Burns (Robert) - Schotsch dichter, 1759—1796, werd geb. in een hut te Alloway, 2 mijl ten Z. van het stadje Ayr. Zijn vader William B. of Burnes, Burness, was tuinman en kweeker. R. kreeg niet veel onderricht op school, werd voornamel. onderwezen door zijn vader, die zeer ontwikkeld was voor een man van zijn stand. Ondanks zijn bekwaamheid en vlijt kwam William B. niet vooruit in de wereld, en verhuisde van de eene boerderij naar de andere.
R. moest hard werken en werd met zijn broeder Gilbert knecht in dienst van zijn vader. Reeds vroeg had hij een groote liefde voor litteratuur, las de werken van Pope, Addison en Blair. Omstreeks 1780 richtte hij met vrienden een debating-club op en werd hij lid van een vrijmetselaarsloge. In 1781 werd hij vlashekelaar te Irvine, maar moest dit bedrijf na eenigen tijd weer opgeven. In 1784 stierf zijn vader en na vruchteloos getracht te hebben diens boerderij te houden, vertrok R. naar Mossgiel, waar vele zijner gedichten geschreven werden, voornamel. satirische verzen en minneliederen, geïnspireerd door Jane Armour, zijn geliefde. Daar Jane’s vader niets wilde weten van een huwelijk van zijn dochter met den onvermogenden en eenigszins lichtzinnigen dichter, wendde B. zich tot een ander meisje, Mary Campbell. Zij stierf in 1786. Aan haar is het schoone gedicht: To Mary in Heaven gewijd.
In 1786 kon B. niet langer de pacht van zijn hoeve opbrengen. Hij besloot naar Jamaica te gaan, om boekhouder op een plantage te worden. Om geld voor den overtocht te krijgen, besloot hij een bundel gedichten uit te geven. Deze hadden een buitengewoon succes. Zij bezorgden hem toegang tot de hoogste kringen in Edinburgh. De reis naar Jamaica werd opgegeven. Door de opbrengst van zijn werken werd hij in staat gesteld een hoeve te Ellisland te pachten, waar hij met Jane Armour, die hij inmiddels gehuwd had, eenige jaren doorbracht. Maar door het verblijf in Edinburgh had hij zich aan genoegens van het stadsleven gewend en was hij niet meer tevreden met het eenvoudige landleven.
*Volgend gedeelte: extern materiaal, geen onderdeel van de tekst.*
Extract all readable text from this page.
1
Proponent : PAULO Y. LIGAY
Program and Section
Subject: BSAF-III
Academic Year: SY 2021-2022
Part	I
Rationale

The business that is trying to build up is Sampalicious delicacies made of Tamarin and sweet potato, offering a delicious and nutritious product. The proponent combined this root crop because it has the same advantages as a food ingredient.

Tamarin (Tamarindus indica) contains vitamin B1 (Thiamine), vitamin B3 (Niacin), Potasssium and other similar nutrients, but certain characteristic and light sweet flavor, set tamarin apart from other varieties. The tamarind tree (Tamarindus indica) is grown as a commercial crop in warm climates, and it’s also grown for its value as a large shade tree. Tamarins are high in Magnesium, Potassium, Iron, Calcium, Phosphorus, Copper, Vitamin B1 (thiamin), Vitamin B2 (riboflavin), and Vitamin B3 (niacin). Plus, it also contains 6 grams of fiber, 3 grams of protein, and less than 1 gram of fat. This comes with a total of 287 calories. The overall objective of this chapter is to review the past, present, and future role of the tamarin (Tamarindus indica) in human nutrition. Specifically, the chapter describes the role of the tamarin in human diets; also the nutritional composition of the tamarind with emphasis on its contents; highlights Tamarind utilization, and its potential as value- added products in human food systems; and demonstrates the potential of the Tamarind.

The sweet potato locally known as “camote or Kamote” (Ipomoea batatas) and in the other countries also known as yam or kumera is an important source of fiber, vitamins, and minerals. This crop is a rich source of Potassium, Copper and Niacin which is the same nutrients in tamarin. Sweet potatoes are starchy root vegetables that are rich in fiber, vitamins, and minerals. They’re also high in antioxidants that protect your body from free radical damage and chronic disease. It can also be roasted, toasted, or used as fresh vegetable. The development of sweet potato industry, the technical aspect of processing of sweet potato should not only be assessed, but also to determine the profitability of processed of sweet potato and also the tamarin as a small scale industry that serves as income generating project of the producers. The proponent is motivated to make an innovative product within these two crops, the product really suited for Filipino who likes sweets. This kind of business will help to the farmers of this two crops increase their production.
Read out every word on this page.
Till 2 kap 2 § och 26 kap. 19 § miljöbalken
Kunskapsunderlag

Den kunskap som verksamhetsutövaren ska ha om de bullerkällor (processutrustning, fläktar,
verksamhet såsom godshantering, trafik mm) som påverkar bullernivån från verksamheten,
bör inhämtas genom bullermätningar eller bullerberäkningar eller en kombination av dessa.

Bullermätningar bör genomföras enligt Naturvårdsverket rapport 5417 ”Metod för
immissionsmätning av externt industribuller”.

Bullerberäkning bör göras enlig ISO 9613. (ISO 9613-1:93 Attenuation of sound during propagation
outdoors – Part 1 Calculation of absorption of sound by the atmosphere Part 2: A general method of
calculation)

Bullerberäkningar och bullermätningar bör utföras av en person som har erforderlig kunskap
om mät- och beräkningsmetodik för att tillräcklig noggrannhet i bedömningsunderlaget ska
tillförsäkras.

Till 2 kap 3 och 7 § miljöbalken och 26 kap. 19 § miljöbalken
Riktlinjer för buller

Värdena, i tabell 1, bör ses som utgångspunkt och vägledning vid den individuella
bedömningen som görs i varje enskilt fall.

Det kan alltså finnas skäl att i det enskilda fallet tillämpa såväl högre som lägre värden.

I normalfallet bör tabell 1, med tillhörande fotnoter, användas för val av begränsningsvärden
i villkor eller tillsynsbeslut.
In 1791 vestigde B. zich in het stadje Dumfries, waar hij de betrekking van ontvanger der accijnsen kreeg. Hier raakte hij meer en meer aan den drank verslaafd, waardoor hij zijn carrière schaadde en zijn gezondheid te gronde richtte. Hij had aanvallen van melancholie en was oud vóór zijn tijd. Vele vrienden vervreemdde hij van zich door zijn enthousiasme voor de Fr. revolutie. In 1795 werd hij door een rheumat. aandoening aangetast en een jaar daarna stierf hij te Dumfries, waar hij met veel eerbetoon begraven werd.
B. is een echt lyr. dichter. Zijn gebied is beperkt, maar hij is onovertroffen in zijn schilderingen van het Schotsche landleven, in zijn humorist., luimige vertellingen, zijn zoetvloeiende minneliederen. Vele zijner gedichten zijn volksliederen geworden. Het meest bekend zijn: John Barleycorn; Tam O’ Shanter; The Cotter's Saturday Night; The Tioa Dogs; To Mary, John Anderson my Jo; To a Daisie; To a Mouse on turning her up in her nest; O wert thou in the cauld blast;Auld lang Syne. Bekend zijn de vertalingen van zijn gedichten van den Z.-Ned. dichter Frans de Cort.